I dream in French sometimes, which I speak fluently, and in Spanish, which I don’t. I occasionally dream in Italian and Arabic, two languages I’ve dabbled in. Several years ago, I went to Greece and took 12 hours of classes over the course of four days. By the end, in real life, I could have a two-minute, barely A1-level conversation, yet I dreamed in "fluent Greek" every single night of the three-week trip. I’ve also dreamed in languages that I don’t speak at all, like Polish, Russian, and German. While this clearly means that I’ve got a lot of language on and in my mind, it just as clearly means that fluency is not what determines the language of dreams. Many other language learners report similar experiences.*

And of course, there’s another wrinkle: dreaming in a language one doesn’t speak raises the question "how do you know if it’s really that language?" If you can remember the actual words and run them by someone who speaks the language, you can find out – Mark Biernat* has an interesting anecdote about that. Otherwise, there’s no way of knowing. Maybe your brain has stored some phrases you heard once upon a time, or maybe you just think it’s that language. Who knows?

The bottom line

The idea that dreaming in a foreign language means that you’re fluent is a myth, but your dreams of learning French don’t have to be! Create your Kwiziq account, set some short- and long-term language goals, and start turning that dream into a reality.

*Further Reading

Author info

Laura K Lawless

Laura is a French expert and Kwiziq's Head of Quality Control. Online educator since '99, Laura is passionate about language, travel, and cooking. She's American by birth and a permanent ex-pat by choice - freelancing made it possible for her to travel extensively and live in several countries before settling permanently in Guadeloupe. Laura is the author of Lawless French, Lawless Spanish, and other websites and books on French, Spanish, Italian, English, and vegetarianism. She spends most of her spare time reading, playing with food, and enjoying water sports.

Comments: 3

When I was learning French I reached an interesting point when I dreamed in French but could not completely understand the people who were speaking to me. Not sure what that means but seems like a common step. Really makes you wonder what the brain is doing at that point, how is it generating French I don't understand :)

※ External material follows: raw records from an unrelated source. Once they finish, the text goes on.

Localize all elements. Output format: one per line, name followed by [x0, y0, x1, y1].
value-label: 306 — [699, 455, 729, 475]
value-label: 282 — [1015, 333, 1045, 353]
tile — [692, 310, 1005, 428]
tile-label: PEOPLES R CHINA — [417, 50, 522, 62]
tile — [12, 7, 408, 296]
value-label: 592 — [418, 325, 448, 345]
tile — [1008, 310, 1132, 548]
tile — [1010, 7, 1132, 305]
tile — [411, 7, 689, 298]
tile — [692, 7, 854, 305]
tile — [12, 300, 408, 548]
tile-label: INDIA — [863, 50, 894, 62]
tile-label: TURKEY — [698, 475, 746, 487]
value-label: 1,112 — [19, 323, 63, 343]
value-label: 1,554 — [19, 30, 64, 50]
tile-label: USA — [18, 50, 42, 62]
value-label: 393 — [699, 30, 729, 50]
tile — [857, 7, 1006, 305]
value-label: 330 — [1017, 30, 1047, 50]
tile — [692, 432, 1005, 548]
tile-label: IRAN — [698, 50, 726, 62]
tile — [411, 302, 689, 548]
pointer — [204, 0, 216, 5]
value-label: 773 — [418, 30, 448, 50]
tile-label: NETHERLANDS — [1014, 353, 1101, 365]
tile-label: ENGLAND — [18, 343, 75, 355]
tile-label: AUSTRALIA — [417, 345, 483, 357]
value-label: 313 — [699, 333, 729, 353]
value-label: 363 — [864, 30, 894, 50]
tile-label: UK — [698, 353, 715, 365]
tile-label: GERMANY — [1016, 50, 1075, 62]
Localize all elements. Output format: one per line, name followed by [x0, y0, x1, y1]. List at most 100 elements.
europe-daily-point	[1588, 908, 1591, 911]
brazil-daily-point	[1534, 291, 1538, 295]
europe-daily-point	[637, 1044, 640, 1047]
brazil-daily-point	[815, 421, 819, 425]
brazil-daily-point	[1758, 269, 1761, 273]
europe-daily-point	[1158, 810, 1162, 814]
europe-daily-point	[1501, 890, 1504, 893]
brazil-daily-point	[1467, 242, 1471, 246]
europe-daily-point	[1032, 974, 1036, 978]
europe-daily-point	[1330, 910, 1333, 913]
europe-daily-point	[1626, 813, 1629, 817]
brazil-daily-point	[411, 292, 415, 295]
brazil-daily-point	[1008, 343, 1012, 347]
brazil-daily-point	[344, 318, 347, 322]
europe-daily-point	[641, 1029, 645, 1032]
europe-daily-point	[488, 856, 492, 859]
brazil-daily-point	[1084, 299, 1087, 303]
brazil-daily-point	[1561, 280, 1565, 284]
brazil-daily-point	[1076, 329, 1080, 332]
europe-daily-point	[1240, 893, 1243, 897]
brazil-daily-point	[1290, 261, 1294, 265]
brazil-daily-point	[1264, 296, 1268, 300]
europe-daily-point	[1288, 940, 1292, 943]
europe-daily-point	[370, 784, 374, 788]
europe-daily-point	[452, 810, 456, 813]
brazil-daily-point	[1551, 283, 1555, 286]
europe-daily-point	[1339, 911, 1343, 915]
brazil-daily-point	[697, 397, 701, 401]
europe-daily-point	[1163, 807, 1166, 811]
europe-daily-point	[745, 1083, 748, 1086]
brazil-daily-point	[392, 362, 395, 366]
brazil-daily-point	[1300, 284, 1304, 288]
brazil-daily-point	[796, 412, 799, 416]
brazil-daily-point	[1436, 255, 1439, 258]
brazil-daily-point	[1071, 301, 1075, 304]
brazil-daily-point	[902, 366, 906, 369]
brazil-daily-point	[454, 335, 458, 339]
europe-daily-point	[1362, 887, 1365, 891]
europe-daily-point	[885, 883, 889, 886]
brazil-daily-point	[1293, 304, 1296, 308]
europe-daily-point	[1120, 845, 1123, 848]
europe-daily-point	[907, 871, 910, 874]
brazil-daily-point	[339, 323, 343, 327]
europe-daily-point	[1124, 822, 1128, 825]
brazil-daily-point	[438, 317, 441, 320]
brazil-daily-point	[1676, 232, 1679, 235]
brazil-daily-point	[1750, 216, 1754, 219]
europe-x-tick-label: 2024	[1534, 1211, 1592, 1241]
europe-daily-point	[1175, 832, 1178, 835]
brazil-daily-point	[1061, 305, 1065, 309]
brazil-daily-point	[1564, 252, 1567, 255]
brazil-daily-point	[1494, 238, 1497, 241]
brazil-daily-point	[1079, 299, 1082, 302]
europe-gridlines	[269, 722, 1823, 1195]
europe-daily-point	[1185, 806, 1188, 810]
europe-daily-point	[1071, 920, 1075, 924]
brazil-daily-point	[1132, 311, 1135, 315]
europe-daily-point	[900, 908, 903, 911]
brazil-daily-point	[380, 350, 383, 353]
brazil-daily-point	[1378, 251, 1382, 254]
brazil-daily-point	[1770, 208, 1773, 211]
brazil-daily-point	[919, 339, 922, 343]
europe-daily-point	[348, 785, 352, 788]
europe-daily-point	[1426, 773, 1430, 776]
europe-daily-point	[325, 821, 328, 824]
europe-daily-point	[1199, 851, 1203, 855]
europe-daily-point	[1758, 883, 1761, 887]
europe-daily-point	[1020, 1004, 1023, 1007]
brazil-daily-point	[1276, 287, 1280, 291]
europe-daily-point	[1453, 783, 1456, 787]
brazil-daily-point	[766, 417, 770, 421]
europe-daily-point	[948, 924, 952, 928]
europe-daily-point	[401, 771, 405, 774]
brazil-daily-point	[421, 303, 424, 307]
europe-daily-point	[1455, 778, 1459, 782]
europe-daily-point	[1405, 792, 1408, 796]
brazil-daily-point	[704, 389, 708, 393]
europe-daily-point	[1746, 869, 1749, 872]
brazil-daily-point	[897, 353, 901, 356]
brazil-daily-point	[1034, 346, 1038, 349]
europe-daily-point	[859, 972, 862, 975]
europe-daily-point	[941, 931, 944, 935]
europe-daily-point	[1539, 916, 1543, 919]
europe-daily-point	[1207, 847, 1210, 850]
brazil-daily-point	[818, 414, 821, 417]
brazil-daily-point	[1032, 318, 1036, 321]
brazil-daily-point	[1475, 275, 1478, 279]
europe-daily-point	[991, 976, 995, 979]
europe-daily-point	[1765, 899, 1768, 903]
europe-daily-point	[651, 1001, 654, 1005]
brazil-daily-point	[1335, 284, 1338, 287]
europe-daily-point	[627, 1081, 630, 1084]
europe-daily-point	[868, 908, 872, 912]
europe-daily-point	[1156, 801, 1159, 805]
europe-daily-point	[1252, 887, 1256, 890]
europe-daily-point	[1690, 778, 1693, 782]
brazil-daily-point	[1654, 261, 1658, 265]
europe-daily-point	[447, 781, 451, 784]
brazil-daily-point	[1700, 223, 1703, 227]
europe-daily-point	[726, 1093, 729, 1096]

Right, but that plays into the question I asked at the end - is it really French, or just something that sounds like French? Or even something that you only think sounds like French? Similar to how you might dream about, say, your best friend but you really know that it's your grandfather or something. :-)

It is not exactly what you're talking about but I think studying any foreign language stimulates the part of the brain that controls language learning. For example, I am reasonably competent in German and Spanish (Mexican). Using Kwiziq for French often brings German and Spanish into focus.